I participated in a good example of balance this past Friday (7/15/2016) when members of the Edge District and City staff walked from one end of the district to the other observing and talking about parking, green space, bicycle sharing stations, bicycle racks, and, yes, transit shelters, benches and the Trolley stops. We were out there for hours and engaged in thoughtful conversation. Everyone listened and contributed. It was a great example of city and citizen engagement that looks to have positive results.

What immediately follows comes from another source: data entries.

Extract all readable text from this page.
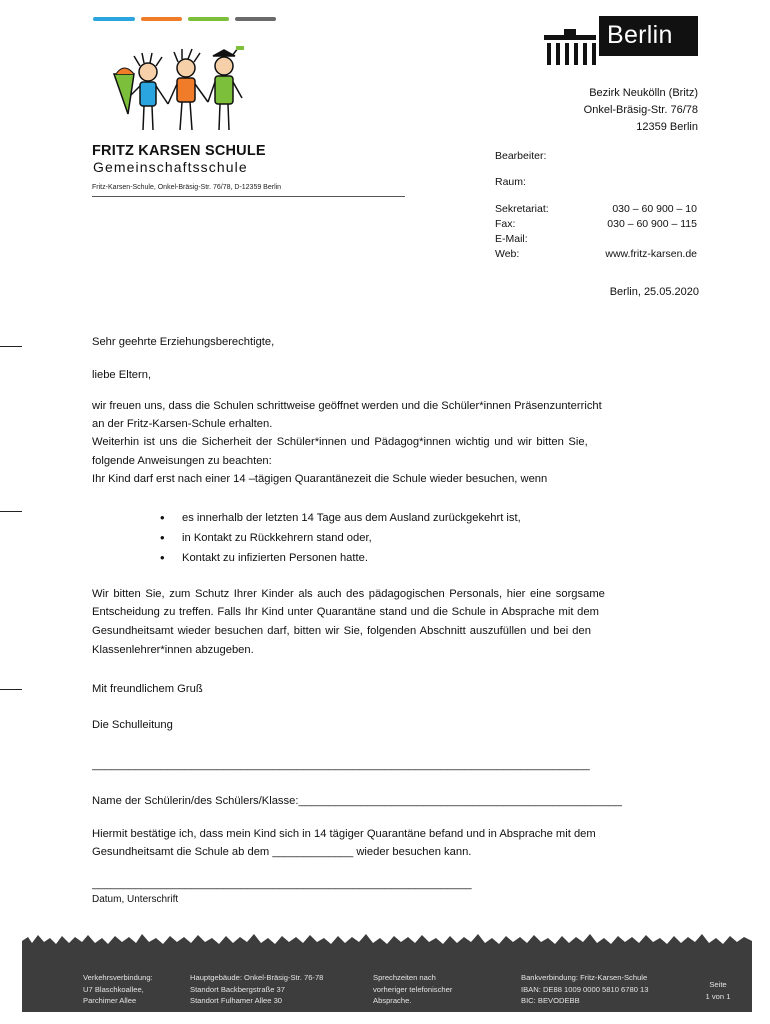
FRITZ KARSEN SCHULE
Gemeinschaftsschule
Fritz-Karsen-Schule, Onkel-Bräsig-Str. 76/78, D-12359 Berlin
Berlin
Bezirk Neukölln (Britz)
Onkel-Bräsig-Str. 76/78
12359 Berlin
Bearbeiter:
Raum:
Sekretariat:	030 – 60 900 – 10
Fax:	030 – 60 900 – 115
E-Mail:
Web:	www.fritz-karsen.de
Berlin, 25.05.2020
Sehr geehrte Erziehungsberechtigte,
liebe Eltern,
wir freuen uns, dass die Schulen schrittweise geöffnet werden und die Schüler*innen Präsenzunterricht
an der Fritz-Karsen-Schule erhalten.
Weiterhin ist uns die Sicherheit der Schüler*innen und Pädagog*innen wichtig und wir bitten Sie,
folgende Anweisungen zu beachten:
Ihr Kind darf erst nach einer 14 –tägigen Quarantänezeit die Schule wieder besuchen, wenn
• es innerhalb der letzten 14 Tage aus dem Ausland zurückgekehrt ist,
• in Kontakt zu Rückkehrern stand oder,
• Kontakt zu infizierten Personen hatte.
Wir bitten Sie, zum Schutz Ihrer Kinder als auch des pädagogischen Personals, hier eine sorgsame
Entscheidung zu treffen. Falls Ihr Kind unter Quarantäne stand und die Schule in Absprache mit dem
Gesundheitsamt wieder besuchen darf, bitten wir Sie, folgenden Abschnitt auszufüllen und bei den
Klassenlehrer*innen abzugeben.
Mit freundlichem Gruß
Die Schulleitung
________________________________________________________________________________
Name der Schülerin/des Schülers/Klasse:____________________________________________________
Hiermit bestätige ich, dass mein Kind sich in 14 tägiger Quarantäne befand und in Absprache mit dem
Gesundheitsamt die Schule ab dem _____________ wieder besuchen kann.
_____________________________________________________________
Datum, Unterschrift
Verkehrsverbindung:
U7 Blaschkoallee,
Parchimer Allee
Hauptgebäude: Onkel-Bräsig-Str. 76-78
Standort Backbergstraße 37
Standort Fulhamer Allee 30
Sprechzeiten nach
vorheriger telefonischer
Absprache.
Bankverbindung: Fritz-Karsen-Schule
IBAN: DE88 1009 0000 5810 6780 13
BIC: BEVODEBB
Seite
1 von 1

During the CAC meeting and the working-walk through the Edge District, it stuck me how often the inclusion of Art was mentioned. This week it was especially striking since Friday was the memorial for Ron Mason. When Robert and I first moved to St. Petersburg in 2002, the art community and its arts institutions were not what they are today. Then Mainsail was the major event. Now, it still is a major event, but one among many others. Ron and his wife Pat were (and she still is) instrumental in developing the arts in St. Petersburg. Mainsail was one of their projects - as was the Art Center and First Night and participation in the various state, county and city art councils.
The other thing that Ron Mason was passionate about was collecting art. He and Pat were one of the first, if not the first, to collect contemporary art from artists who live in Pinellas. Michelle Tuegel told me that the Masons bought the first piece of art she ever sold and that it made a huge difference for her as an artist. The Masons have a stunning collection of paintings, ceramics, glass and sculpture. They have set an example on so many levels.
We are often too focused on the now and getting things done right away without pause to consider where were have been and to take a wider view of where we are going. It is important to have a vision of the whole. Thinking about the Masons and their passionate and laborious commitment to how art contributes to making a full-fledged City, make me reflect about what Central Avenue can be and what Robert and I can contribute.